$$A = \left[\begin{matrix} 1 & b & c \\ b & c & 1 \\ c & 1 & b \end{matrix}\right]$$ $R_2-bR_1$ & $R_3-cR_1$
$$ = \left[\begin{matrix} 1 & b & c \\ 0 & c-b^2 & 1-bc \\ 0 & 1-cb & b-c^2 \end{matrix}\right]$$ $R_3(c-b^2)$
$$ = \left[\begin{matrix} 1 & b & c \\ 0 & c-b^2 & 1-bc \\ 0 & (1-cb)(c-b^2) & (b-c^2)(c-b^2) \end{matrix}\right]$$ $R_3-(1-cb)R_2$
$$ = \left[\begin{matrix} 1 & b & c \\ 0 & c-b^2 & 1-bc \\ 0 & 0 & D \end{matrix}\right]$$
$D=(b-c^2)(c-b^2)-(1-bc)(1-bc)(1-cb)$
$=bc-b^3-c^3+b^2c^2-(1-cb-bc+b^2c^2)$
$=bc-b^3-c^3+b^2c^2-1+cb+bc-b^2c^2$
$=-b^3-c^3+3cb-1$
So then I'd have to multiply the main diagonal which gives me the equation: $Det(A)=1(c-b^2)(-b^3-c^3+3bc-1)$
In class my professor did an example similar to this where he used the lower triangular method.

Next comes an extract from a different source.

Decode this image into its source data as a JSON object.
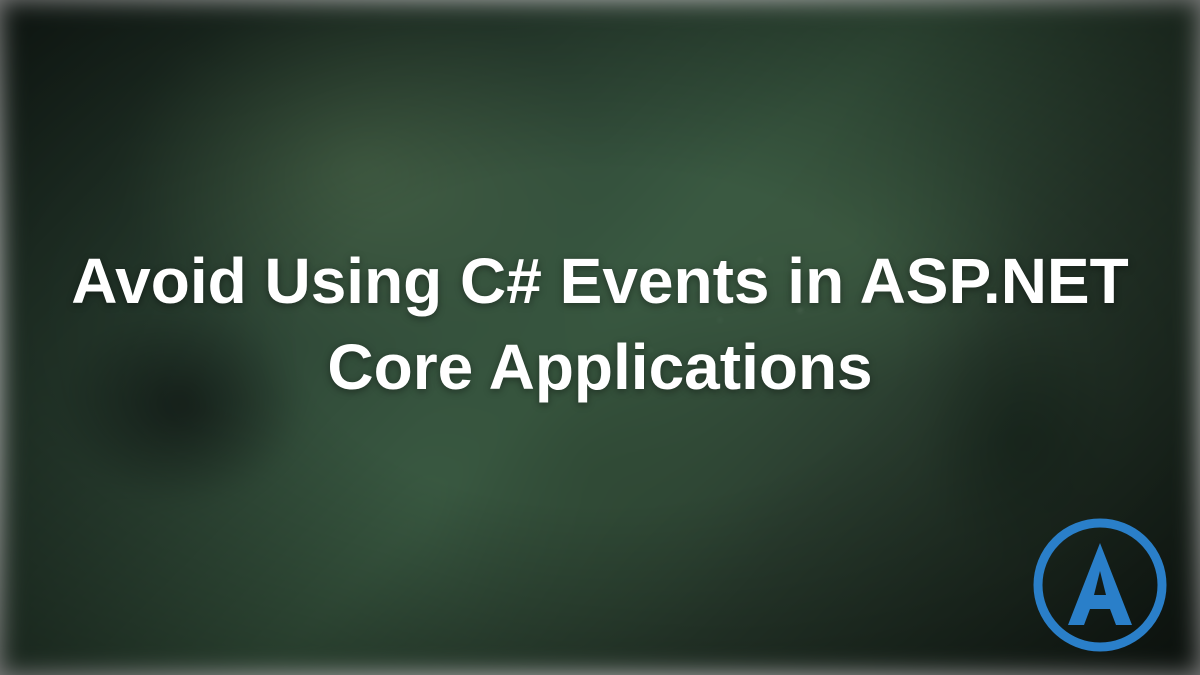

I know with a different method that the answer should be $-b^3-c^3+3bc-1$, so I'm really confused. If someone could tell me what I'm doing wrong or needs further explanation please let me know. Thanks in advance!
After this step $$\left[\begin{matrix} 1 & b & c \\ 0 & c-b^2 & 1-bc \\ 0 & 1-cb & b-c^2 \end{matrix}\right]$$ you should multiply row 2 by $-\frac{1-bc}{c-b^2}$ and add it to row 3 to get $$\left[\begin{matrix} 1 & b & c \\ 0 & c-b^2 & 1-bc \\ 0 & 0 & -\frac{(1-bc)^2}{c-b^2}+b-c^2 \end{matrix}\right].$$
Multiplying the diagonal entries you get $-b^3-c^3+3bc-1$. Alternatively, when you multiplied a row by $(c-b^2)$ you could note that this multiplies the determinant by $c-b^2$. Thus the determinant of the original matrix is what you found divided by $c-b^2$.